Каждый из названных эпизодов имеет самостоятельный интерес, и существуют они независимо друг от друга. Глинка первоначально мечтал создать большую стихотворную вещь на историческом материале, в которой собирался показать отношение олонецких крестьян к годуновщине, потом отказался от широкого исторического плана. Замысел не был полностью реализован, и историческая действительность не нашла в поэме широкого освещения. Заонежская заточница

43

Марфа Ивановна Романова, сосланная Борисом Годуновым в 1601 году в Толвуйский погост, почти не действует: она только слушает монаха-отшельника, а сама «есть не что иное, как поэтический призрак». В введении к поэме, чувствуя незавершенность этого образа, Глинка предупреждал читателя, что заонежская заточница мало действует и разговаривает потому, что, «по важности ее сана, ей нельзя было дать разговора о предметах неважных: о важном же, собственно до нее касающемся, ей говорить было не с кем».

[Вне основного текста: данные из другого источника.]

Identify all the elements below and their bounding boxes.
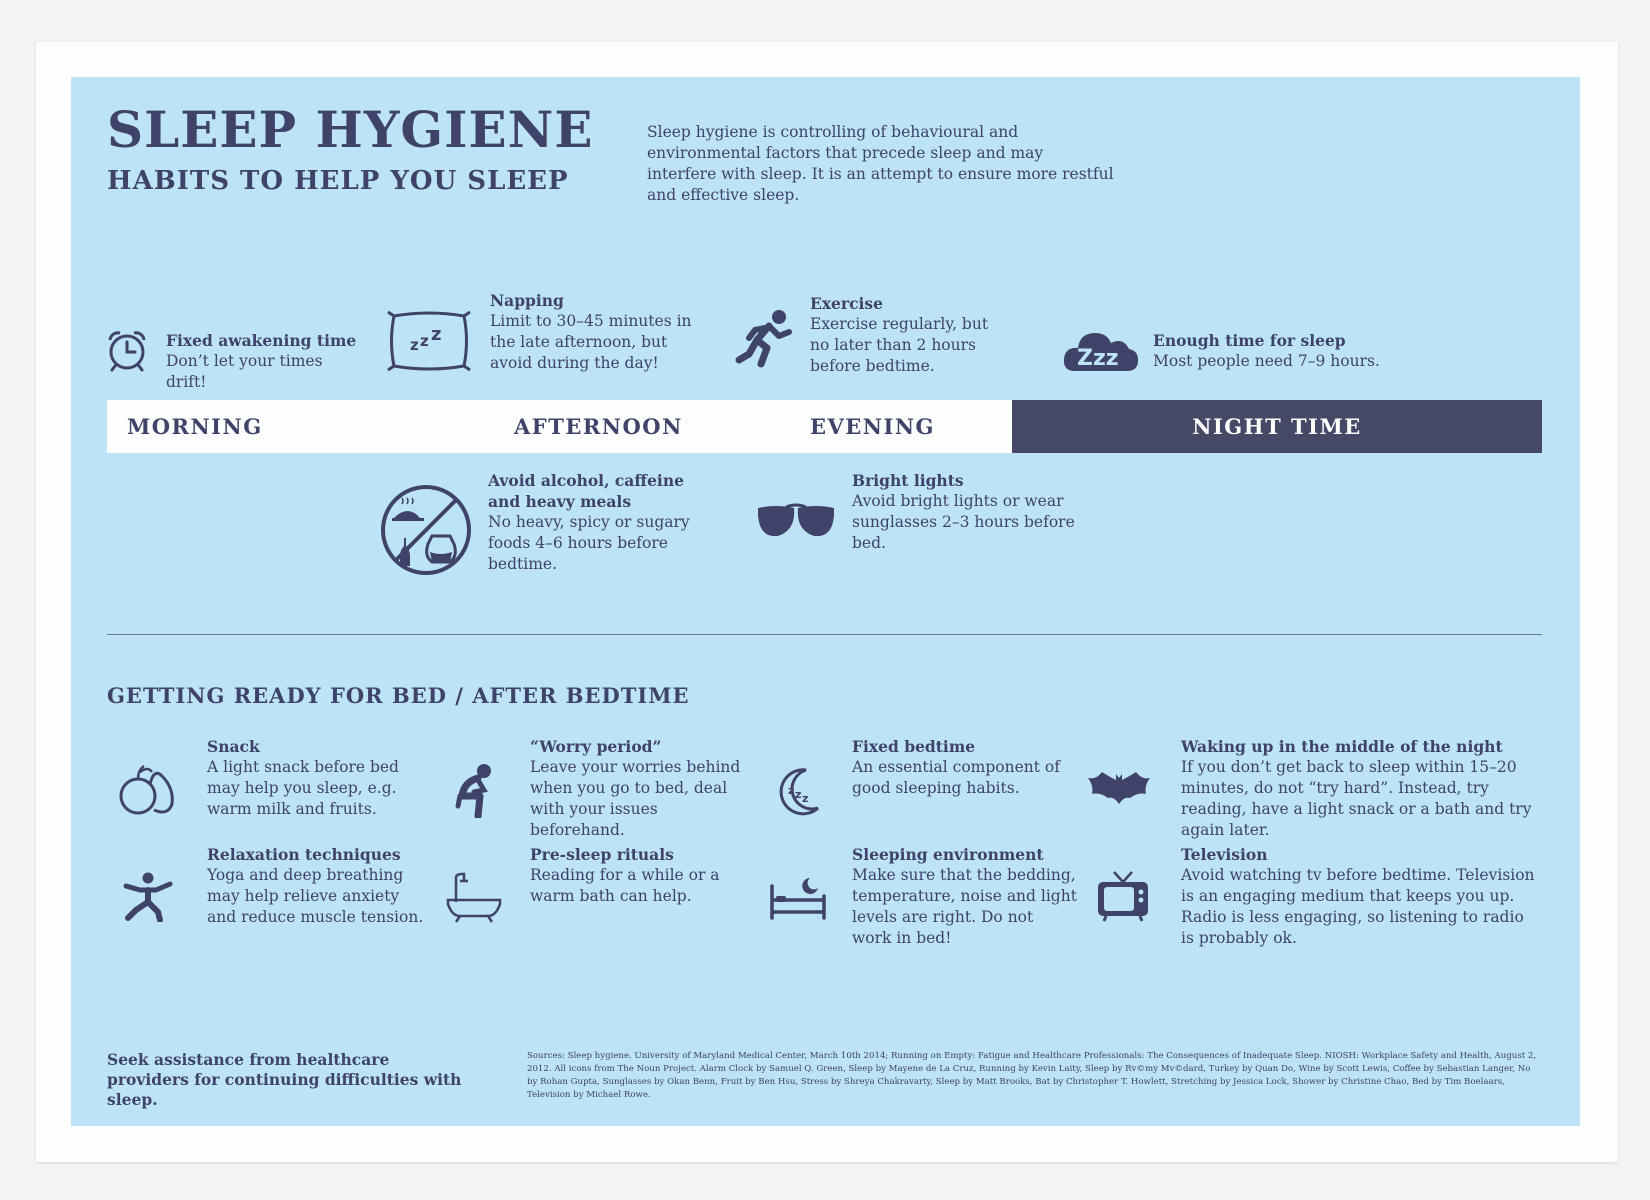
tip-title: Fixed bedtime [852, 737, 976, 756]
tip-relaxation [207, 844, 432, 928]
svg-text:z: z [410, 336, 419, 354]
stress-icon [450, 762, 498, 818]
tip-text: Yoga and deep breathing may help relieve anxiety and reduce muscle tension. [207, 866, 424, 926]
bathtub-icon [446, 872, 502, 924]
tip-text: Reading for a while or a warm bath can help. [530, 866, 720, 905]
tip-title: Napping [490, 291, 564, 310]
no-food-drink-icon [378, 482, 474, 578]
tip-text: A light snack before bed may help you sleep, e.g. warm milk and fruits. [207, 758, 399, 818]
tip-title: Avoid alcohol, caffeine and heavy meals [488, 471, 684, 511]
tip-napping [490, 290, 705, 374]
section-divider [107, 634, 1542, 635]
tip-exercise [810, 293, 1010, 377]
svg-text:z: z [795, 788, 802, 801]
sources-text: Sources: Sleep hygiene. University of Maryland Medical Center, March 10th 2014; Running on Empty: Fatigue and Healthcare Professionals: The Consequences of Inadequate Sleep. NIOSH: Workplace Safety and Health, August 2, 2012. All icons from The Noun Project. Alarm Clock by Samuel Q. Green, Sleep by Mayene de La Cruz, Running by Kevin Laity, Sleep by Rv©my Mv©dard, Turkey by Quan Do, Wine by Scott Lewis, Coffee by Sebastian Langer, No by Rohan Gupta, Sunglasses by Okan Benn, Fruit by Ben Hsu, Stress by Shreya Chakravarty, Sleep by Matt Brooks, Bat by Christopher T. Howlett, Stretching by Jessica Lock, Shower by Christine Chao, Bed by Tim Boelaars, Television by Michael Rowe. [527, 1051, 1537, 1100]
tip-title: Pre-sleep rituals [530, 845, 674, 864]
pillow-icon [386, 308, 472, 374]
svg-text:Zzz: Zzz [1077, 346, 1119, 371]
timeline-morning: MORNING [127, 414, 263, 439]
tip-snack [207, 736, 432, 820]
tip-text: Most people need 7–9 hours. [1153, 352, 1380, 370]
svg-text:z: z [802, 792, 809, 805]
tip-text: If you don’t get back to sleep within 15–20 minutes, do not “try hard”. Instead, try reading, have a light snack or a bath and try again later. [1181, 758, 1532, 839]
sunglasses-icon [756, 502, 836, 542]
sleep-cloud-icon [1063, 325, 1139, 375]
tip-title: Sleeping environment [852, 845, 1044, 864]
tip-television [1181, 844, 1541, 949]
running-icon [735, 308, 793, 372]
tip-text: Make sure that the bedding, temperature, noise and light levels are right. Do not work in bed! [852, 866, 1077, 947]
poster-background [71, 77, 1580, 1126]
tip-fixed-awakening [166, 330, 366, 393]
tip-sleeping-environment [852, 844, 1077, 949]
fruit-icon [118, 762, 176, 816]
tip-avoid-alcohol [488, 470, 718, 575]
tip-fixed-bedtime [852, 736, 1067, 799]
tip-title: Television [1181, 845, 1268, 864]
footer-note: Seek assistance from healthcare providers for continuing difficulties with sleep. [107, 1050, 462, 1109]
tip-title: Enough time for sleep [1153, 331, 1346, 350]
tip-waking-up [1181, 736, 1541, 841]
timeline-afternoon: AFTERNOON [514, 414, 683, 439]
tip-text: Avoid bright lights or wear sunglasses 2–3 hours before bed. [852, 492, 1075, 552]
tip-title: Fixed awakening time [166, 331, 357, 350]
tip-text: An essential component of good sleeping habits. [852, 758, 1060, 797]
bat-icon [1086, 768, 1152, 806]
tip-pre-sleep-rituals [530, 844, 745, 907]
tip-title: Snack [207, 737, 260, 756]
tip-text: Exercise regularly, but no later than 2 hours before bedtime. [810, 315, 989, 375]
tip-bright-lights [852, 470, 1077, 554]
svg-text:z: z [420, 332, 429, 350]
alarm-clock-icon [104, 328, 150, 372]
tip-title: Exercise [810, 294, 883, 313]
tip-text: Leave your worries behind when you go to bed, deal with your issues beforehand. [530, 758, 741, 839]
bed-icon [768, 874, 828, 922]
stretching-icon [122, 872, 174, 922]
tip-enough-sleep [1153, 330, 1413, 372]
section-title: GETTING READY FOR BED / AFTER BEDTIME [107, 683, 690, 708]
timeline-bar [107, 400, 1542, 453]
intro-text: Sleep hygiene is controlling of behavioural and environmental factors that precede sleep and may interfere with sleep. It is an attempt to ensure more restful and effective sleep. [647, 123, 1114, 204]
svg-text:z: z [788, 784, 795, 797]
tip-title: Relaxation techniques [207, 845, 401, 864]
timeline-night: NIGHT TIME [1192, 414, 1362, 439]
tip-worry-period [530, 736, 755, 841]
tip-title: Bright lights [852, 471, 964, 490]
tip-text: Limit to 30–45 minutes in the late afternoon, but avoid during the day! [490, 312, 692, 372]
moon-sleep-icon [776, 766, 822, 816]
timeline-evening: EVENING [810, 414, 935, 439]
tip-title: “Worry period” [530, 737, 662, 756]
tip-text: Avoid watching tv before bedtime. Television is an engaging medium that keeps you up. Radio is less engaging, so listening to radio is probably ok. [1181, 866, 1535, 947]
timeline-night-segment [1012, 400, 1542, 453]
tip-text: No heavy, spicy or sugary foods 4–6 hours before bedtime. [488, 513, 690, 573]
tip-title: Waking up in the middle of the night [1181, 737, 1503, 756]
page-subtitle: HABITS TO HELP YOU SLEEP [107, 166, 569, 196]
television-icon [1096, 870, 1150, 922]
svg-text:z: z [431, 324, 442, 345]
tip-text: Don’t let your times drift! [166, 352, 323, 391]
page-title: SLEEP HYGIENE [107, 100, 594, 159]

Одновременно Глинка указывал, что «из хода повествования видно, что она (заонежская заточница. — В. Б.) есть средоточие всего действия: к ней приходят, ее стараются занять повествованием, к ней относятся и мысли и действия всех и каждого. Итак, она есть, без сомнения, первое лицо в рассказе, и если не всегда действующее, то всегда владычествующее над действиями других».

Идейный замысел поэмы «Карелия» может быть понят только при учете отношения Глинки к социальной жизни конца XVI века.

Не развит в поэме и образ крестьянина Никанора, принявшего непосредственное участие в судьбе заонежской заточницы. В одном из черновых набросков Глинка поясняет свой замысел. Отправляясь с тайным посланием в Москву, Никанор обращается к Марфе Ивановне с такими словами: «Я пойду через глухую Карелу. Там много есть добрых. Они знают про честь. Они готовы на все отважиться. Нам годуновщина наскучила. По одному знаку Выгозеры прискачут на конях с топорками и с пиками. Кареляки селеньями придут с пищалями. В одну ночь не станет ни стрельцов, ни терема. Тебя мы увезем далеко, далеко за леса, за болота, на поморье далекое. Годуновщина только до Олонца, а леса — наши владения. Никто не знает наших темных лесов. Ты будешь у нас Карелицею».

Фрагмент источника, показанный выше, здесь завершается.